In about 10% of pregnancies overall, the fetus discharges meconium (its bowel contents) into the amniotic fluid during labour. In about 10% of cases where meconium is passed, the fetus gasps, inhaling the sticky meconium into the upper respiratory tract. After birth, the meconium blocks the air passages in the lungs, impairing gas exchange — meconium aspiration syndrome (MAS). Up to 20% of infants suffering from MAS die and recently published studies have shown a long-term effect of MAS in causing cough and wheeze. The risk of meconium aspiration is thought to be increased by intrauterine hypoxia. At present, meconium is only noticed at birth or occasionally when amniotic fluid leaks past the presenting part of the fetus. A method has been developed which measures absolute meconium concentration with a 99% prediction interval of ± 30 gl−1; allows monitoring of the rate of appearance of meconium linearly with a nonlinearity of 5%, and differentiates between meconium and blood. The method uses the ratio of the intensity of back-scattered light from the amniotic fluid at 700 and 415 nm, the latter being near the peak of light absorption by meconium and the former a reference value. The ratio is also affected by the presence of blood. However, blood has specific absorption peaks at 540 and 575 nm from which it can be detected (the presence of blood is also a significant abnormality, and is relatively uncommon). The measurement method could easily be integrated into an optical sensor mounted onto an intrauterine probe.

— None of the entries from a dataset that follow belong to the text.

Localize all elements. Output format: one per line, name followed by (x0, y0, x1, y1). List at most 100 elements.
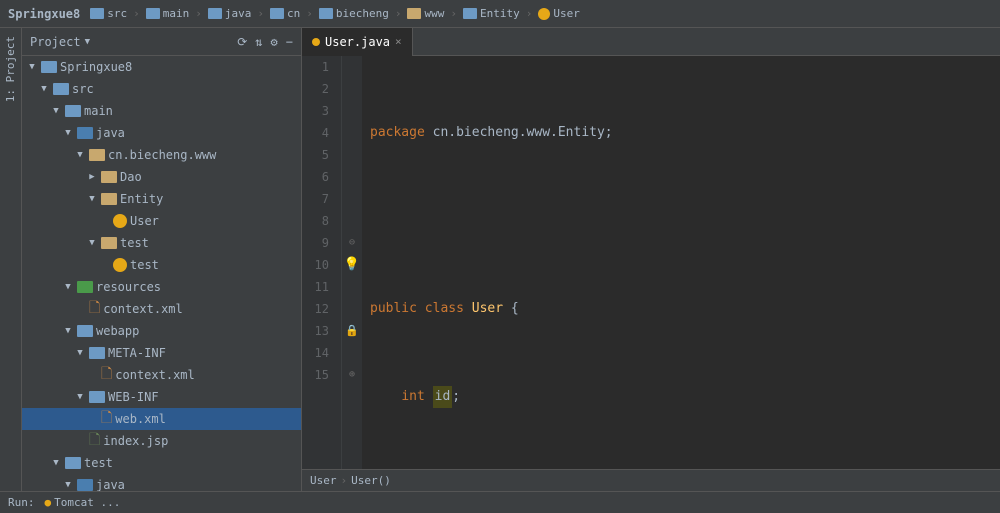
ln-8: 8 (302, 210, 335, 232)
tree-item-test-main[interactable]: test (22, 452, 301, 474)
gutter-5 (342, 144, 362, 166)
tree-item-java[interactable]: java (22, 122, 301, 144)
tab-dot-icon (312, 38, 320, 46)
tomcat-item[interactable]: ● Tomcat ... (45, 496, 121, 509)
test-folder-label: test (120, 236, 149, 250)
tree-item-src[interactable]: src (22, 78, 301, 100)
tree-item-main[interactable]: main (22, 100, 301, 122)
tree-item-test-folder[interactable]: test (22, 232, 301, 254)
dao-label: Dao (120, 170, 142, 184)
nav-cn: cn (270, 7, 300, 20)
tomcat-label: Tomcat ... (54, 496, 120, 509)
java2-label: java (96, 478, 125, 491)
main-label: main (84, 104, 113, 118)
nav-www: www (407, 7, 444, 20)
breadcrumb-user: User (310, 474, 337, 487)
springxue8-label: Springxue8 (60, 60, 132, 74)
arrow-dao (86, 171, 98, 183)
tree-item-package[interactable]: cn.biecheng.www (22, 144, 301, 166)
sort-icon[interactable]: ⇅ (255, 35, 262, 49)
tree-item-java2[interactable]: java (22, 474, 301, 491)
nav-biecheng: biecheng (319, 7, 389, 20)
breadcrumb-nav: src › main › java › cn › biecheng › www … (90, 7, 580, 20)
ln-2: 2 (302, 78, 335, 100)
context1-icon: 🗋 (89, 297, 100, 321)
resources-label: resources (96, 280, 161, 294)
gutter-4 (342, 122, 362, 144)
gutter-2 (342, 78, 362, 100)
arrow-package (74, 149, 86, 161)
tree-item-user[interactable]: User (22, 210, 301, 232)
test-main-label: test (84, 456, 113, 470)
tab-user-java[interactable]: User.java × (302, 28, 413, 56)
entity-icon (101, 193, 117, 205)
index-jsp-icon: 🗋 (89, 429, 100, 453)
resources-icon (77, 281, 93, 293)
title-bar: Springxue8 src › main › java › cn › biec… (0, 0, 1000, 28)
entity-folder-icon (463, 8, 477, 19)
ln-9: 9 (302, 232, 335, 254)
user-java-icon (113, 214, 127, 228)
tree-item-test-java[interactable]: test (22, 254, 301, 276)
code-line-4: int id; (370, 386, 992, 408)
tree-item-context1[interactable]: 🗋 context.xml (22, 298, 301, 320)
fold-icon-15[interactable]: ⊕ (349, 364, 355, 386)
breadcrumb-user-ctor: User() (351, 474, 391, 487)
web-inf-label: WEB-INF (108, 390, 159, 404)
ln-13: 13 (302, 320, 335, 342)
web-xml-icon: 🗋 (101, 407, 112, 431)
biecheng-folder-icon (319, 8, 333, 19)
tree-item-index-jsp[interactable]: 🗋 index.jsp (22, 430, 301, 452)
kw-package: package (370, 122, 433, 144)
tomcat-icon: ● (45, 496, 52, 509)
tree-item-entity[interactable]: Entity (22, 188, 301, 210)
tree-item-resources[interactable]: resources (22, 276, 301, 298)
package-label: cn.biecheng.www (108, 148, 216, 162)
sync-icon[interactable]: ⟳ (237, 35, 247, 49)
tree-item-web-inf[interactable]: WEB-INF (22, 386, 301, 408)
var-id: id (433, 386, 453, 408)
arrow-src (38, 83, 50, 95)
dropdown-arrow[interactable]: ▼ (85, 37, 90, 47)
tree-item-webapp[interactable]: webapp (22, 320, 301, 342)
meta-inf-icon (89, 347, 105, 359)
tab-close-button[interactable]: × (395, 35, 402, 48)
editor-gutter: ⊖ 💡 🔒 ⊕ (342, 56, 362, 469)
settings-icon[interactable]: ⚙ (271, 35, 278, 49)
tree-item-web-xml[interactable]: 🗋 web.xml (22, 408, 301, 430)
fold-icon-9[interactable]: ⊖ (349, 232, 355, 254)
context1-label: context.xml (103, 302, 182, 316)
project-panel-label[interactable]: 1: Project (1, 28, 20, 110)
project-side-panel: 1: Project (0, 28, 22, 491)
sidebar-header: Project ▼ ⟳ ⇅ ⚙ − (22, 28, 301, 56)
gutter-6 (342, 166, 362, 188)
ln-10: 10 (302, 254, 335, 276)
code-content[interactable]: package cn.biecheng.www.Entity; public c… (362, 56, 1000, 469)
code-line-2 (370, 210, 992, 232)
code-editor[interactable]: 1 2 3 4 5 6 7 8 9 10 11 12 13 14 15 (302, 56, 1000, 469)
minimize-icon[interactable]: − (286, 35, 293, 49)
user-file-icon (538, 8, 550, 20)
web-xml-label: web.xml (115, 412, 166, 426)
meta-inf-label: META-INF (108, 346, 166, 360)
sidebar-title-label: Project ▼ (30, 35, 90, 49)
ln-4: 4 (302, 122, 335, 144)
java2-icon (77, 479, 93, 491)
arrow-test-main (50, 457, 62, 469)
lightbulb-icon[interactable]: 💡 (344, 254, 360, 276)
www-folder-icon (407, 8, 421, 19)
tree-item-springxue8[interactable]: Springxue8 (22, 56, 301, 78)
context2-icon: 🗋 (101, 363, 112, 387)
webapp-label: webapp (96, 324, 139, 338)
tree-item-dao[interactable]: Dao (22, 166, 301, 188)
line-numbers: 1 2 3 4 5 6 7 8 9 10 11 12 13 14 15 (302, 56, 342, 469)
java-folder-icon (208, 8, 222, 19)
nav-user: User (538, 7, 580, 20)
tab-user-java-label: User.java (325, 35, 390, 49)
kw-public: public (370, 298, 425, 320)
nav-src: src (90, 7, 127, 20)
tree-item-context2[interactable]: 🗋 context.xml (22, 364, 301, 386)
lock-icon-13: 🔒 (345, 320, 359, 342)
tree-item-meta-inf[interactable]: META-INF (22, 342, 301, 364)
gutter-7 (342, 188, 362, 210)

The measurement of back-scattered light at 415, 540 and 700 nm would allow continuous monitoring of meconium which could provide valuable information for the study of the pathophysiology of meconium passage in utero during labour and allow preventative measures to be developed.

一种连续监测分娩过程中羊水中胎粪的方法
在大约10%的怀孕中,胎儿在分娩时将胎便(其肠道内容物)排出到羊水中。在大约10%的胎便排出的情况下,胎儿会喘气,将粘稠的胎便吸入上呼吸道。出生后,胎便阻塞肺部的空气通道,妨碍气体交换——胎便吸入综合征(MAS)。多达20%患有MAS的婴儿死亡,最近发表的研究表明,MAS会引起咳嗽和喘息的长期影响。宫内缺氧会增加胎粪误吸的风险。目前,胎便仅在出生时或偶尔当羊水漏过胎儿的呈现部分时才会出现。开发了一种测量绝对胎粪浓度的方法,其预测区间为±30gl−1,准确度为99%;允许监测胎粪出现率线性,非线性为5%,并区分胎粪和血。该方法使用羊水在700 nm和415 nm处的背散射光强度之比,后者接近胎粪吸收光的峰值,前者为参考值。该比率也受到血液存在的影响。然而,血液在540和575 nm处有特定的吸收峰,可以从中检测到它(血液的存在也是一个显著的异常,并且相对不常见)。该测量方法可以很容易地集成到安装在宫内探头上的光学传感器中。在415、540和700 nm的背向散射光测量可实现胎粪的连续监测,为分娩过程中子宫内胎粪通过的病理生理学研究提供有价值的信息,并为制定预防措施提供依据。
本文章由计算机程序翻译,如有差异,请以英文原文为准。